A new government policy encourages Sheffield City Council to build more houses to meet the demand, but in Gleadless Valley there are properties being turned down due to their bad condition.
Council housing in Sheffield amounts to 41,000 properties and in deprived areas such as Gleadless Valley, many are counting on these homes to put a roof over their head.
The chairperson of TARA in Gleadless Valley, Sally Dale, said: “Originally young people would be put in them (council houses) who need support. A lot of them are unemployed.”
“People who rent usually stay for a long time. People have moved into the estate and their children continue living in the estate. Some buy them and stay. There is a lot more demand for lifetime tenancies in Sheffield” she added.
There is an increasing demand for council housing in the Valley.
Ms Dale continued: “We are receiving more and more asylum seekers and refugees, which I don’t think is a bad thing”.

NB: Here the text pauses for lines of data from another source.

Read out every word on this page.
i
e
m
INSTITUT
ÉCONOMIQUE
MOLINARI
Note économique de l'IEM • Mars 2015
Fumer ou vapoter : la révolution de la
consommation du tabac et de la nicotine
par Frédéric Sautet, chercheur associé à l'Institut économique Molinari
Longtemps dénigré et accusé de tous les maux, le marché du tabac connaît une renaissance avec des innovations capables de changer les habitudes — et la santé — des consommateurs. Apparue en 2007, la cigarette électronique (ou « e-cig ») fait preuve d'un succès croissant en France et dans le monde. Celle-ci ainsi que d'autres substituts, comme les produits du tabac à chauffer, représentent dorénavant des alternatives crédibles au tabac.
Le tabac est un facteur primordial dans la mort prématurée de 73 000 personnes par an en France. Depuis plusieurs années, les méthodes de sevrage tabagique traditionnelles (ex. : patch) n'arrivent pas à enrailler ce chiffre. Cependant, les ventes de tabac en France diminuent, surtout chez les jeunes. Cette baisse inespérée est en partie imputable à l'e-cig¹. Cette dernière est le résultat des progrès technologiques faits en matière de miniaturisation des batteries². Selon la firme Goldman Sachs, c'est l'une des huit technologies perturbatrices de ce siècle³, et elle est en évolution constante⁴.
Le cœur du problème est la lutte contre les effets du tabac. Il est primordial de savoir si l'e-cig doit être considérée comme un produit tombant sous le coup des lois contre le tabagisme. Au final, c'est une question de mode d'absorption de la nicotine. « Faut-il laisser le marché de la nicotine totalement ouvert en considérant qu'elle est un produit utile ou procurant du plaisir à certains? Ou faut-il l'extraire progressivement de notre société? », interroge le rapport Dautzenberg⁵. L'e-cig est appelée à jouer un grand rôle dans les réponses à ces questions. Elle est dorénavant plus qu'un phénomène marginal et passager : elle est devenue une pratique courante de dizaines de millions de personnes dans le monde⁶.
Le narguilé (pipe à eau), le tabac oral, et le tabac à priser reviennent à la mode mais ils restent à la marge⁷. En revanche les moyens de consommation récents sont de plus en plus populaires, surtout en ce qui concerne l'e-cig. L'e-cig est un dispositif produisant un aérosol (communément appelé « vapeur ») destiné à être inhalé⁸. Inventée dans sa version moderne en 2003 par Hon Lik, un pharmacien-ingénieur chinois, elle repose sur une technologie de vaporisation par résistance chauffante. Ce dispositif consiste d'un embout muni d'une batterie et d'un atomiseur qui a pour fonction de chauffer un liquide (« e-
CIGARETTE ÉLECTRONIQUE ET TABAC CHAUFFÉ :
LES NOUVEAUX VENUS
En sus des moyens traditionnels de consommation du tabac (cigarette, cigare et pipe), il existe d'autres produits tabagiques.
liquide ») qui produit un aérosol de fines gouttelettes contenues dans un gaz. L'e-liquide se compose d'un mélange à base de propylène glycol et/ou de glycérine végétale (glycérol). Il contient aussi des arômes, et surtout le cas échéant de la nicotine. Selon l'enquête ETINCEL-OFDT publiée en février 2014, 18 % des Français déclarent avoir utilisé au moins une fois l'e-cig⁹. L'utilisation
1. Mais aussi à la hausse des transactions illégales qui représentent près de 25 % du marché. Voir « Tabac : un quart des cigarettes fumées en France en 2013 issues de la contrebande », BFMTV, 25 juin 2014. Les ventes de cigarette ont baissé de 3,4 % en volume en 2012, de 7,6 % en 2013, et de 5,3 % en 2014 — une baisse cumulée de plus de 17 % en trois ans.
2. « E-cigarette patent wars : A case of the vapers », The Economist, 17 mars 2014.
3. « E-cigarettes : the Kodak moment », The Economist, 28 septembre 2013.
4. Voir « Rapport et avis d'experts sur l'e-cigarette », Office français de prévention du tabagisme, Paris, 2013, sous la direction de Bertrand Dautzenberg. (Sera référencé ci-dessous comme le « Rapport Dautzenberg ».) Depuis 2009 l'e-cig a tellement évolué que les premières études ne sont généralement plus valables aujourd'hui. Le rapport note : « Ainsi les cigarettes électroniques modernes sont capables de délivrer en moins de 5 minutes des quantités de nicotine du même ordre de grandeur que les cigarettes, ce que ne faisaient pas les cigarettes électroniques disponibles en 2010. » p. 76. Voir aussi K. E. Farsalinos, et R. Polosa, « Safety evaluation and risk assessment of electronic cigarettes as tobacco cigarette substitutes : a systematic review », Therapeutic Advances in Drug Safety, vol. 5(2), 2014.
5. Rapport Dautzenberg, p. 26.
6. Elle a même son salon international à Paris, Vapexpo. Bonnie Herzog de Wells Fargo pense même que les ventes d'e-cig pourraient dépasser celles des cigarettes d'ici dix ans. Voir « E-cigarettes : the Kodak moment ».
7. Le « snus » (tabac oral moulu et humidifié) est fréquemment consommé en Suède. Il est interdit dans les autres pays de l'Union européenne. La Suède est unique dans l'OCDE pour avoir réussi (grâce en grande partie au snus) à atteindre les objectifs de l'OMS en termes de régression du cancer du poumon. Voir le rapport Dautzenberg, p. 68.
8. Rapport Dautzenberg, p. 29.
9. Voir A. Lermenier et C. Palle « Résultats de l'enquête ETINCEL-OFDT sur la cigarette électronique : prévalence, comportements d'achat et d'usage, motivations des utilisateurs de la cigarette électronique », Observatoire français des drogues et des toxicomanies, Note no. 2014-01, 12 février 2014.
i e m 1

With thirteen houses, Gleadless Valley has the most vacant homes in Sheffield, which have been turned down due to their condition and location.
“If a property is offered and it has received negative news, then no one would want to live there. Decent Works program, is aimed at making houses more attractive. Those houses should be fixed up and not put up on the market. Some have been fixed but it is not a 100% ratio. People are going to turn the properties down” Ms Dale said.
She also pointed out that the homes are either one bedroom flats or three bedroom houses, but there is a great shortage for people who want to downsize to two bedroom houses.
Building new properties in the Valley will be difficult as it is one of the greenest areas in Sheffield.